Quick movie review – if you’ve seen ABC’s Deep Dive about IDEO and it inspired you to believe design really was a vocational pursuit in a business context beyond graphic design, Design the New Business will show you how design has evolved to help business solve new problems and deliver on opportunities by providing a perspective that traditional change or program methodologies can’t. Not that these methodologies are ineffective, but design’s point of difference is utilising:
- customer experience as the driver of change activity
- the back and forth we call prototyping and iteration to progress towards better business outcomes.

This time we’ve used a ubiquitous photo of post-it’s on a whiteboard! But dammit, if they aren’t a useful tool!
It got us thinking about how we define what we do, because when we talk amongst ourselves, talk with clients, or talk with people not in the ‘biz,’ we find ourselves adapting our language, but always keeping on message with key elements. And sometimes, when we hear designers or clients speak the oft heard mantra about ‘customer first’ it just doesn’t stack up if they’re actually thinking ‘customer only’.
Back in January we wrote about our definitions in the strategic space so the movie was a timely prompt for us to capture some of our definitions in the service design space, as much for ourselves, as to engage in the ongoing dialogue. NB: These aren’t meant as ‘lift speeches’.
- Service (for other designers)
The seeking and receipt of a specific outcome of a customer/user across a range of interactions and touchpoints over time. The value of the service is as much about the quality of the experience for all the people involved (customer, service provider) as it is about the resolution.

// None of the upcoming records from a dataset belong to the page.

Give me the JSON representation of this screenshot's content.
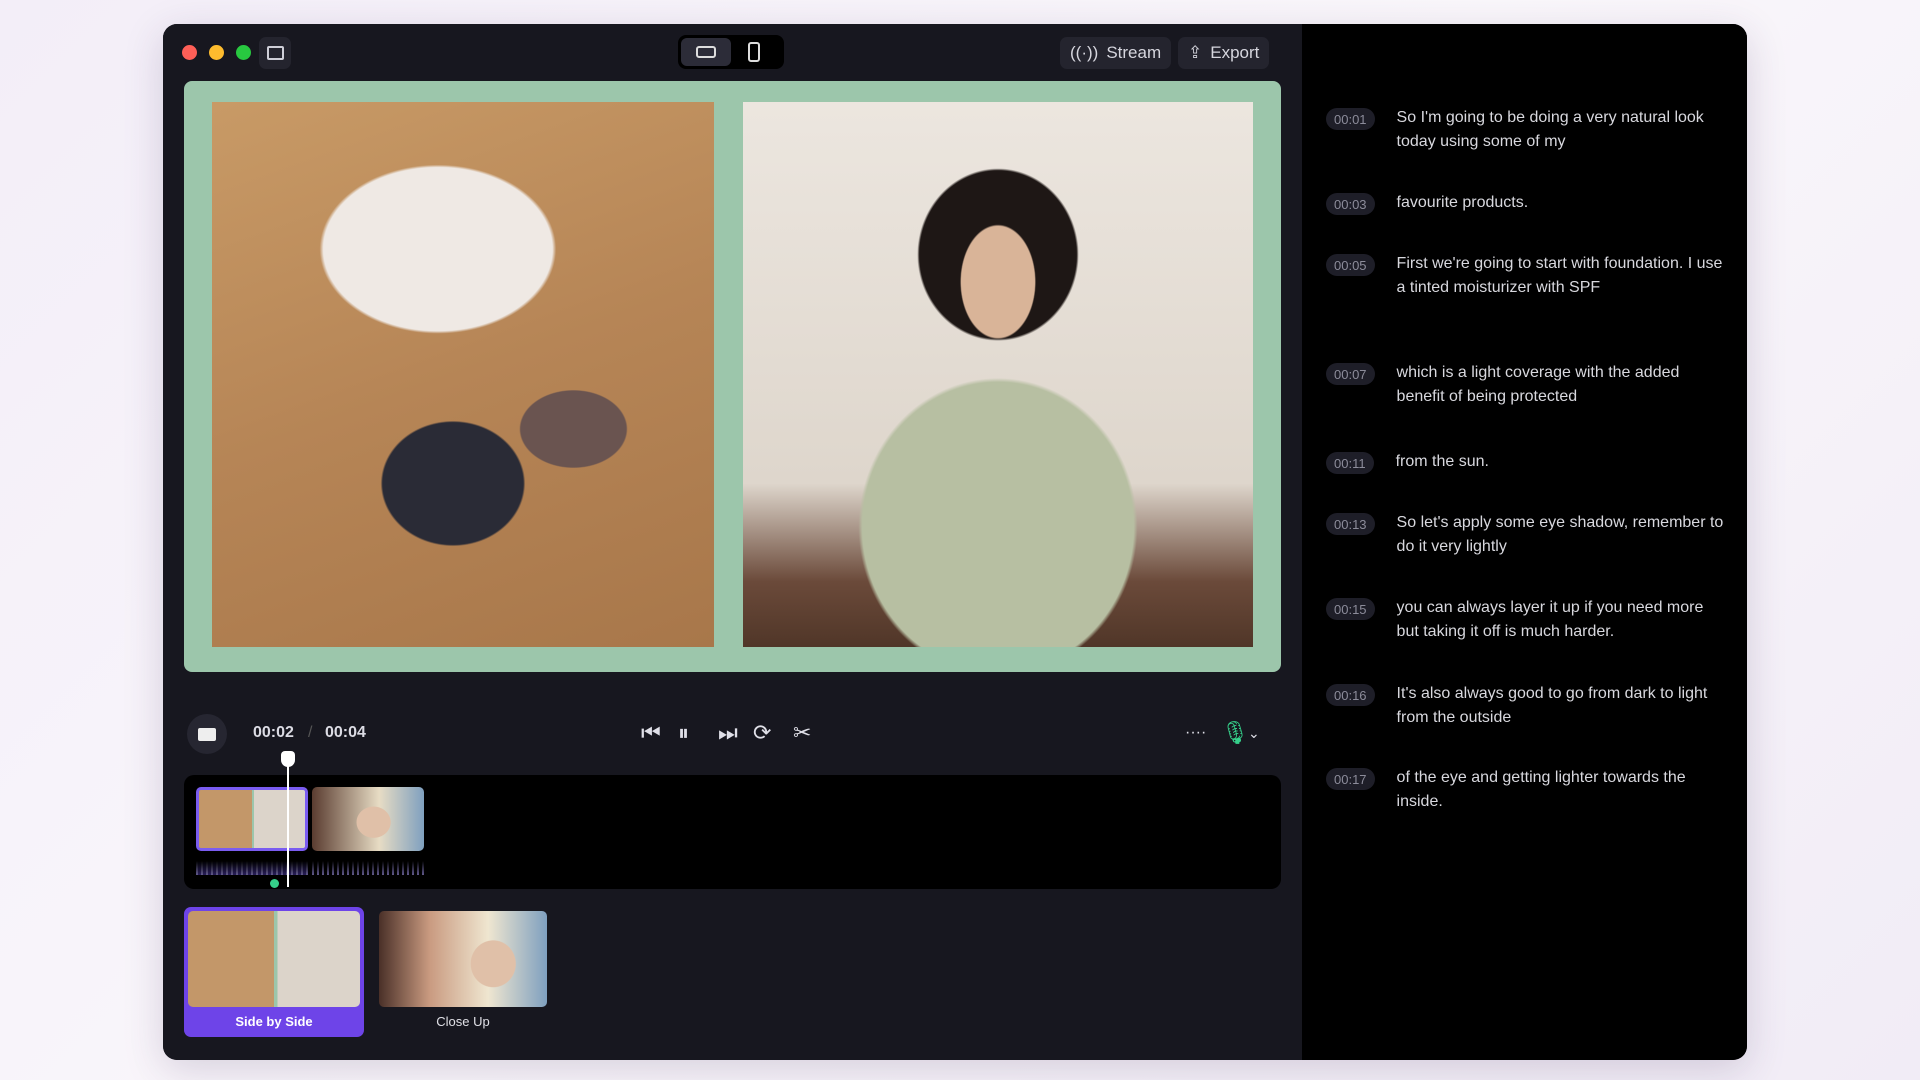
{
  "toolbar": {
    "stream_label": "Stream",
    "export_label": "Export",
    "layout_options": [
      "landscape",
      "portrait"
    ],
    "selected_layout": "landscape"
  },
  "player": {
    "current_time": "00:02",
    "separator": "/",
    "duration": "00:04"
  },
  "layouts": [
    {
      "label": "Side by Side",
      "selected": true
    },
    {
      "label": "Close Up",
      "selected": false
    }
  ],
  "colors": {
    "accent": "#6e44e8",
    "frame": "#9cc6ab",
    "mic": "#35d08a"
  },
  "transcript": [
    {
      "time": "00:01",
      "text": "So I'm going to be doing a very natural look today using some of my"
    },
    {
      "time": "00:03",
      "text": "favourite products."
    },
    {
      "time": "00:05",
      "text": "First we're going to start with foundation. I use a tinted moisturizer with SPF"
    },
    {
      "time": "00:07",
      "text": "which is a light coverage with the added benefit of being protected"
    },
    {
      "time": "00:11",
      "text": "from the sun."
    },
    {
      "time": "00:13",
      "text": "So let's apply some eye shadow, remember to do it very lightly"
    },
    {
      "time": "00:15",
      "text": "you can always layer it up if you need more but taking it off is much harder."
    },
    {
      "time": "00:16",
      "text": "It's also always good to go from dark to light from the outside"
    },
    {
      "time": "00:17",
      "text": "of the eye and getting lighter towards the inside."
    }
  ]
}
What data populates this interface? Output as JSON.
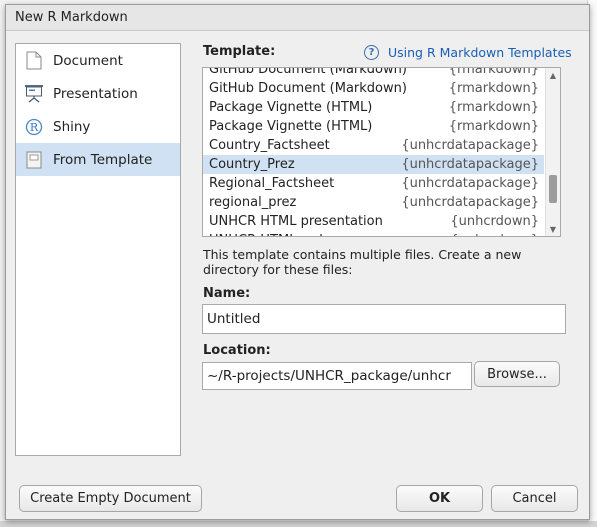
{
  "dialog": {
    "title": "New R Markdown"
  },
  "types": [
    {
      "label": "Document",
      "icon": "document-icon"
    },
    {
      "label": "Presentation",
      "icon": "presentation-icon"
    },
    {
      "label": "Shiny",
      "icon": "shiny-icon"
    },
    {
      "label": "From Template",
      "icon": "template-icon",
      "selected": true
    }
  ],
  "template": {
    "label": "Template:",
    "help_link": "Using R Markdown Templates",
    "items": [
      {
        "name": "GitHub Document (Markdown)",
        "package": "{rmarkdown}"
      },
      {
        "name": "GitHub Document (Markdown)",
        "package": "{rmarkdown}"
      },
      {
        "name": "Package Vignette (HTML)",
        "package": "{rmarkdown}"
      },
      {
        "name": "Package Vignette (HTML)",
        "package": "{rmarkdown}"
      },
      {
        "name": "Country_Factsheet",
        "package": "{unhcrdatapackage}"
      },
      {
        "name": "Country_Prez",
        "package": "{unhcrdatapackage}",
        "selected": true
      },
      {
        "name": "Regional_Factsheet",
        "package": "{unhcrdatapackage}"
      },
      {
        "name": "regional_prez",
        "package": "{unhcrdatapackage}"
      },
      {
        "name": "UNHCR HTML presentation",
        "package": "{unhcrdown}"
      },
      {
        "name": "UNHCR HTML webpage",
        "package": "{unhcrdown}"
      }
    ]
  },
  "info": "This template contains multiple files. Create a new directory for these files:",
  "name": {
    "label": "Name:",
    "value": "Untitled"
  },
  "location": {
    "label": "Location:",
    "value": "~/R-projects/UNHCR_package/unhcr",
    "browse": "Browse..."
  },
  "footer": {
    "create_empty": "Create Empty Document",
    "ok": "OK",
    "cancel": "Cancel"
  }
}
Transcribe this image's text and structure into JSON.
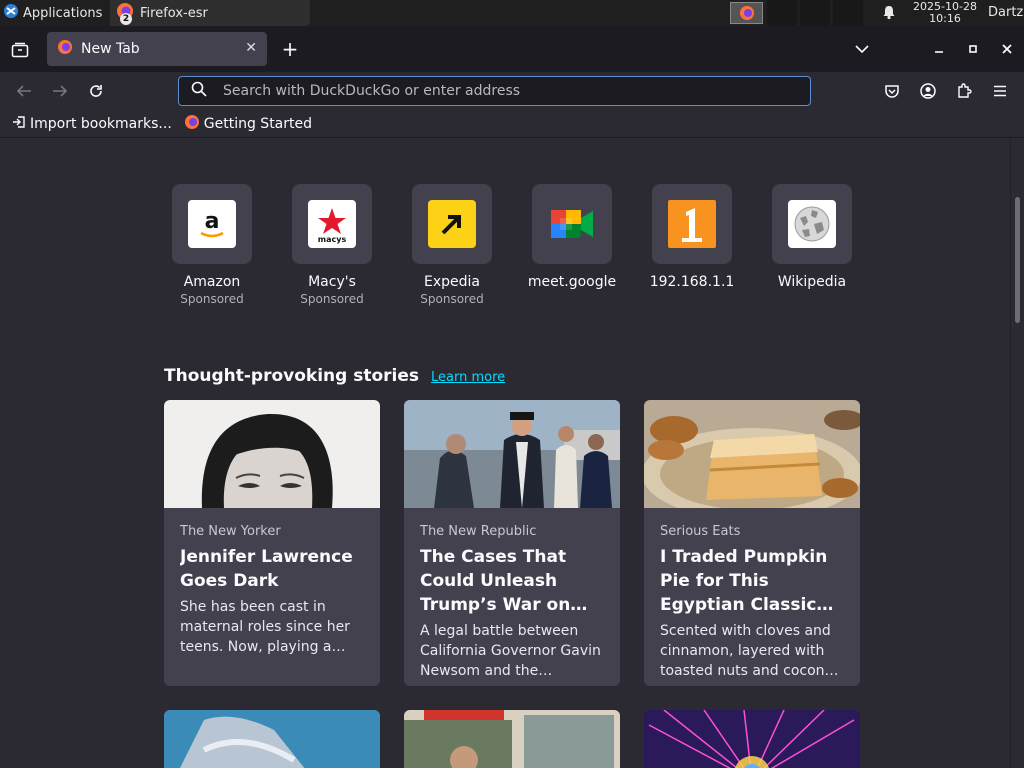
{
  "os_panel": {
    "applications_label": "Applications",
    "window_label": "Firefox-esr",
    "window_count": "2",
    "date": "2025-10-28",
    "time": "10:16",
    "user": "Dartz"
  },
  "tabbar": {
    "tab_title": "New Tab"
  },
  "navbar": {
    "url_placeholder": "Search with DuckDuckGo or enter address"
  },
  "bookmarks": [
    {
      "label": "Import bookmarks..."
    },
    {
      "label": "Getting Started"
    }
  ],
  "top_sites": [
    {
      "name": "Amazon",
      "sponsored": "Sponsored"
    },
    {
      "name": "Macy's",
      "sponsored": "Sponsored"
    },
    {
      "name": "Expedia",
      "sponsored": "Sponsored"
    },
    {
      "name": "meet.google",
      "sponsored": ""
    },
    {
      "name": "192.168.1.1",
      "sponsored": ""
    },
    {
      "name": "Wikipedia",
      "sponsored": ""
    }
  ],
  "stories": {
    "heading": "Thought-provoking stories",
    "learn_more": "Learn more",
    "cards": [
      {
        "publisher": "The New Yorker",
        "title": "Jennifer Lawrence Goes Dark",
        "excerpt": "She has been cast in maternal roles since her teens. Now, playing a…"
      },
      {
        "publisher": "The New Republic",
        "title": "The Cases That Could Unleash Trump’s War on…",
        "excerpt": "A legal battle between California Governor Gavin Newsom and the…"
      },
      {
        "publisher": "Serious Eats",
        "title": "I Traded Pumpkin Pie for This Egyptian Classic…",
        "excerpt": "Scented with cloves and cinnamon, layered with toasted nuts and cocon…"
      }
    ]
  },
  "colors": {
    "accent": "#00ddff",
    "urlbar_border": "#5a90d0",
    "background": "#2b2a33",
    "card": "#42414d"
  }
}
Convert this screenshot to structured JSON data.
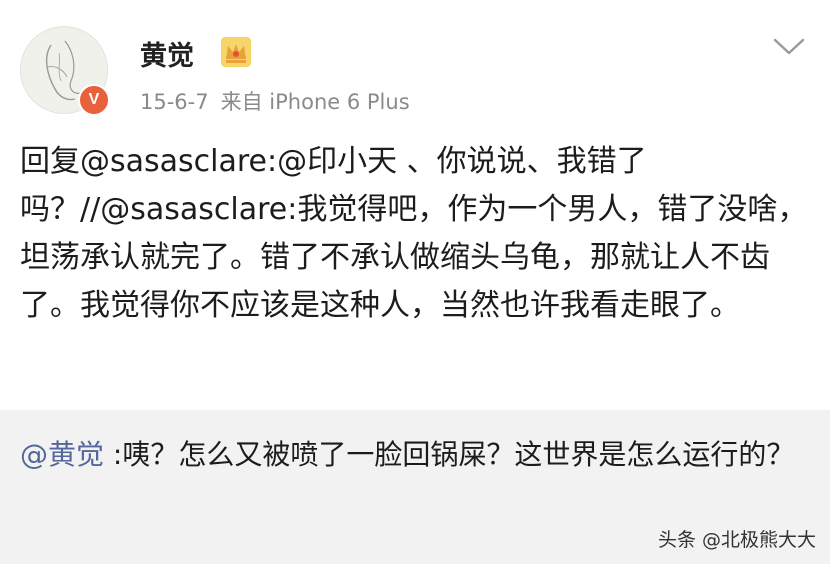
{
  "post": {
    "username": "黄觉",
    "date": "15-6-7",
    "source": "来自 iPhone 6 Plus",
    "verified_badge": "V",
    "crown_icon": "crown-icon",
    "text": "回复@sasasclare:@印小天 、你说说、我错了吗？//@sasasclare:我觉得吧，作为一个男人，错了没啥，坦荡承认就完了。错了不承认做缩头乌龟，那就让人不齿了。我觉得你不应该是这种人，当然也许我看走眼了。"
  },
  "repost": {
    "mention": "@黄觉",
    "text": " :咦？怎么又被喷了一脸回锅屎？这世界是怎么运行的？"
  },
  "watermark": "头条 @北极熊大大",
  "colors": {
    "badge": "#e8613a",
    "mention_link": "#53679a",
    "repost_bg": "#f2f2f2",
    "meta_text": "#8a8a8a"
  }
}
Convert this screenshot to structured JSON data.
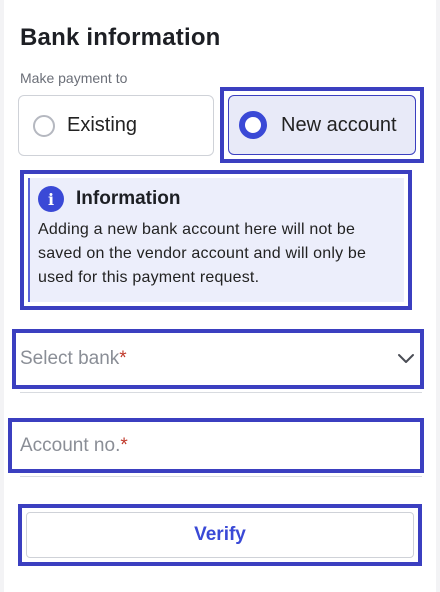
{
  "section": {
    "title": "Bank information",
    "subtitle": "Make payment to"
  },
  "payment_options": [
    {
      "label": "Existing",
      "selected": false
    },
    {
      "label": "New account",
      "selected": true
    }
  ],
  "info_box": {
    "title": "Information",
    "icon": "info-icon",
    "body": "Adding a new bank account here will not be saved on the vendor account and will only be used for this payment request."
  },
  "bank_select": {
    "placeholder": "Select bank",
    "required_marker": "*",
    "icon": "chevron-down-icon"
  },
  "account_input": {
    "placeholder": "Account no.",
    "required_marker": "*"
  },
  "verify_button": {
    "label": "Verify"
  },
  "colors": {
    "accent": "#3a49d6",
    "highlight_border": "#3b3fc0",
    "info_background": "#eceefb",
    "required": "#c0392b"
  }
}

- Service design (for other designers)
The conscious & creative process of crafting meaningful connections (be they tangible touchpoints and interactions, or more intangible experiences) between customer, business/provider/government goals and outcomes (be they effective and efficient operations, social good/improvement, or positive profile).
- Service design (for clients)
It’s an approach that helps you understand if your services are working how you want them to; and how your potential/current customers want or need them to work or evolve. The approach, which is collaborative, iterative and focuses on what people actually think, do and use, means you can make decisions on opportunities for improvement, consider how your strategy and set-up drives your efforts, and consider the impacts of any decisions you make to change will have on services, staff and customer experience, and to the way your business works.
- Service design (for our mums, friends and strangers at parties….prefaced by asking them to name a service experience they’ve recently had)
We work out how all the bits you see (so all the online and paper stuff, and the lady at the counter) and bits you don’t see (so the processes that help that lady do her job, and systems that help everyone else do theirs) fit together so that when you use that service the experience is good for you (which may mean you don’t even notice it), and that it’s also good for the people and systems that need to work to deliver what you need (which means everything is doing what it’s supposed to).
- Design management
Understanding the world of the client from the client perspective in order to guide the design process to ensure the right people work together to get the best results applying the appropriate design approaches integrated with business practice.
- Design thinking
Puts people as sources of experience (as thinkers, doers, users) at the centre of the problem solving process, and then collaboratively visualises, iterates, prototypes and facilitates the conversation and action in order to identify the best possible solution for the system in focus.
Much like the themes in the movie, we believe in ‘businessesifying’ design, and we use these definitions everyday to govern our activity and keep us on track with what we believe matters. As always, we’re interested in any thoughts you may have.